Джордж Макдональд - Сэр Гибби
— Что–то я не вполне Вас понимаю, э–э–э…Донал, кажется? Да, Донал Грант. Я прекрасно Вас помню. Знаете, я всегда пытался показать Вам разницу между настоящим поэтом и простым стихоплётом и, честно говоря, надеялся, что уж сейчас–то, после всех моих трудов, Вы будете знать немного больше о сущности и природе поэзии. Олицетворение — это риторическая фигура, которой пользуются все поэты до единого.
— Так–то оно так, да только бывает истинное олицетворение, а бывает ложное, и любой поэт знает, чем они отличаются. Ой, да знаю я, ты сейчас накинешься на меня со своим Байроном, — воскликнул Донал, и Фергюс покачал головой, как бы отметая несправедливое обвинение, — но даже поэт не способен творить поэзию из лжи! И если человек в одном из самых прекрасных своих стихотворений вдруг начинает нести всякую чушь про рождение молодого землетрясения — нет, вы представляете? Как будто землетрясение может состариться! Сплошное словотрясение да и только! — тогда он, конечно, может говорить всякую ерунду и про то, как волны сражаются со скалами, или про ещё что–нибудь такое!
— Но разве Вы сами не видите? — спросил Фергюс, показывая на мощную волну, только что с рёвом откинувшуюся назад и расплескавшуюся далеко у них под ногами. — Разве эти волны не подтачивают скалы день за днём и год за годом?
— Тогда куда же подевалось твоё сравнение? Насчёт тщетности человеческих усилий? Но я вообще не об этом! Я только хочу сказать, что эти волны вовсе и не собирались подтачивать скалы! Скажем, зачешется у быка бок, он потрётся о дерево — так не собирается же он его свалить! Так и они!
— Ну конечно! Олицетворяя силы природы, мы и не утверждаем, что они знают, что делают!

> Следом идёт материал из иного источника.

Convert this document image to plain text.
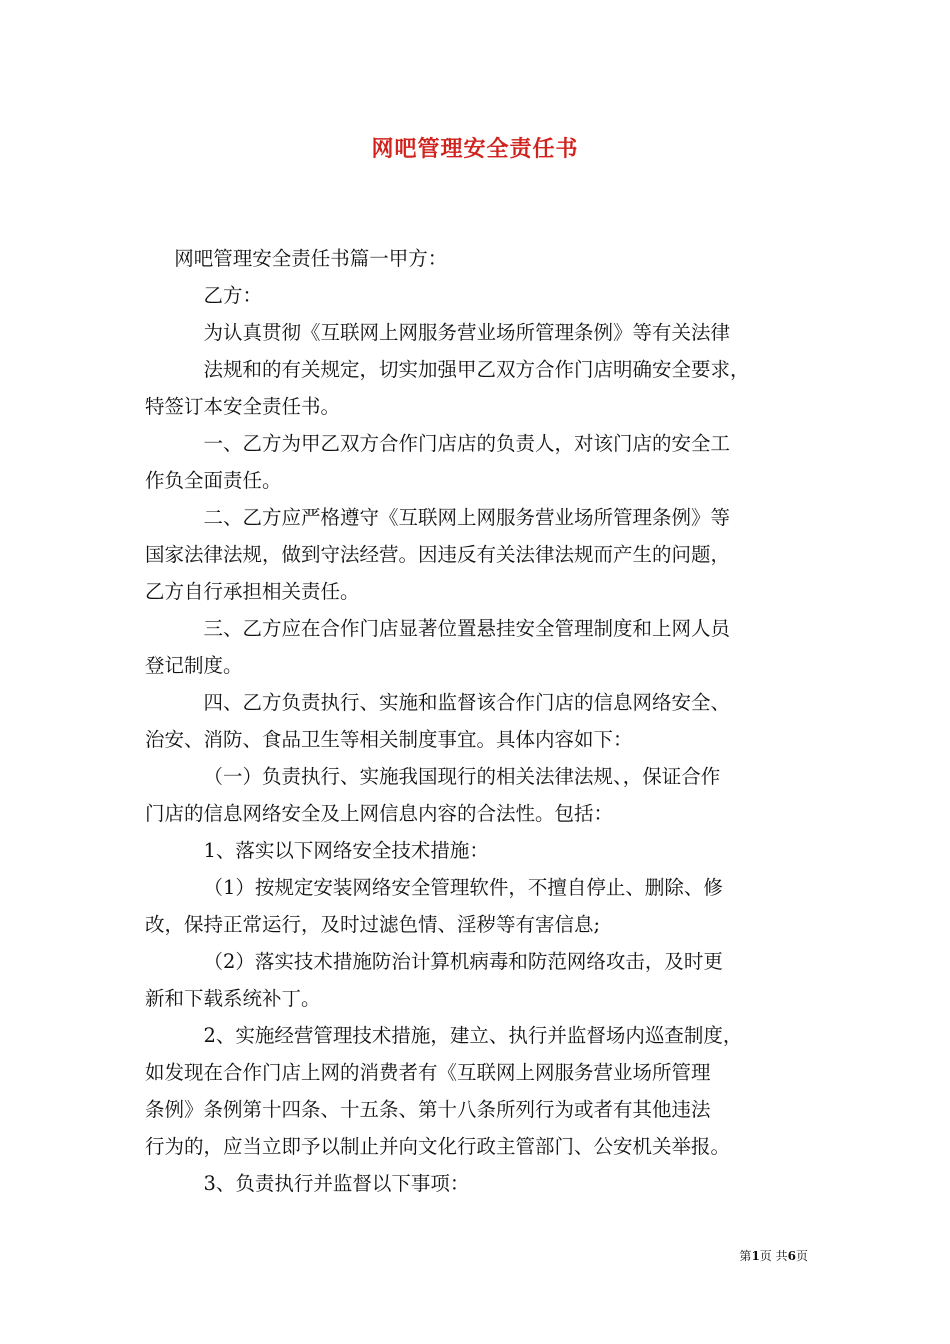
网吧管理安全责任书
网吧管理安全责任书篇一甲方：
乙方：
为认真贯彻《互联网上网服务营业场所管理条例》等有关法律
法规和的有关规定，切实加强甲乙双方合作门店明确安全要求，
特签订本安全责任书。
一、乙方为甲乙双方合作门店店的负责人，对该门店的安全工
作负全面责任。
二、乙方应严格遵守《互联网上网服务营业场所管理条例》等
国家法律法规，做到守法经营。因违反有关法律法规而产生的问题，
乙方自行承担相关责任。
三、乙方应在合作门店显著位置悬挂安全管理制度和上网人员
登记制度。
四、乙方负责执行、实施和监督该合作门店的信息网络安全、
治安、消防、食品卫生等相关制度事宜。具体内容如下：
（一）负责执行、实施我国现行的相关法律法规、，保证合作
门店的信息网络安全及上网信息内容的合法性。包括：
1、落实以下网络安全技术措施：
（1）按规定安装网络安全管理软件，不擅自停止、删除、修
改，保持正常运行，及时过滤色情、淫秽等有害信息;
（2）落实技术措施防治计算机病毒和防范网络攻击，及时更
新和下载系统补丁。
2、实施经营管理技术措施，建立、执行并监督场内巡查制度，
如发现在合作门店上网的消费者有《互联网上网服务营业场所管理
条例》条例第十四条、十五条、第十八条所列行为或者有其他违法
行为的，应当立即予以制止并向文化行政主管部门、公安机关举报。
3、负责执行并监督以下事项：
第1页 共6页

— Тем более важно не приписывать им ничего кроме того, чем они заняты на самом деле!
— Но если силы природы не осознают своей цели, как же Вы можете говорить, что они чем–то заняты?
— У каждой вещи на свете есть своё занятие, и если она сама не знает своего предназначения, тут–то как раз и пригодится истинное олицетворение. Почему бы поэту не наделить эту вещь смыслом и стремлением к тому, в чём и заключается её истинная сущность, для чего она и была создана с самого начала? Ведь в этом и состоит истина! Эх, Фергюс, ни с кем твои волны не сражаются! Они всего лишь часть великой гармонии омовения и очищения. Они трудятся, как домовитая служанка, трудятся день и ночь, чтобы отмыть мир до блеска, и поют ему дивные, чудные песни. На твоём месте я не стал бы рассказывать людям такой чепухи. Я бы сказал им, что человек, не делающий в мире того, что должен бы делать (причём, как следует, по–честному) не сравнится не то что с китом, но даже с пескарём! Потому что эти–то малые твари как раз и творят волю Того, Кто их сотворил, — каждым взмахом своих плавников, вместе с волнами, бьющимися о скалы. Потому что смысл тут один — держать море в чистоте и порядке. Когда я лежу порой в постели и меня вдруг касается лёгкое дуновение, я смотрю вверх и вижу, что надо мной пролетел мотылёк. И тогда я думаю, что все проклятия на свете — это всего лишь благословения, которых мы пока не понимаем, и что каждый мотылёк, каждая мошка, каждый пузатый шмель, гудящий басом (не говоря уж о голубях, ласточках, воронах, коршунах, совах, могучих орлах и пёстрых бабочках) своими крылышками просто гоняют воздух туда–сюда, чтобы всякая нечистота в нём не задерживалась, а тут же переворачивалась и исчезала. Это я в прошлом семестре узнал, из химии! Я и сам готов делать так, чтобы воды и воздух вокруг не застаивались, а значит, исполнять своё дело, махая… — да хоть крыльями, хоть хвостом! Ах, как же дивно всё сотворено! И всё это дышит, движется и существует в одном большом мире, где царят гармония и порядок. А всё почему? Да потому что все твари делают своё дело, и никто из них не бездельничает. Так что это ерунда, что одно в природе сражается с другим или вдруг начинает о чём–то беспокоиться. Разве когда дело доходит до людей и диких зверей — вот уж там–то сражений да крови предостаточно!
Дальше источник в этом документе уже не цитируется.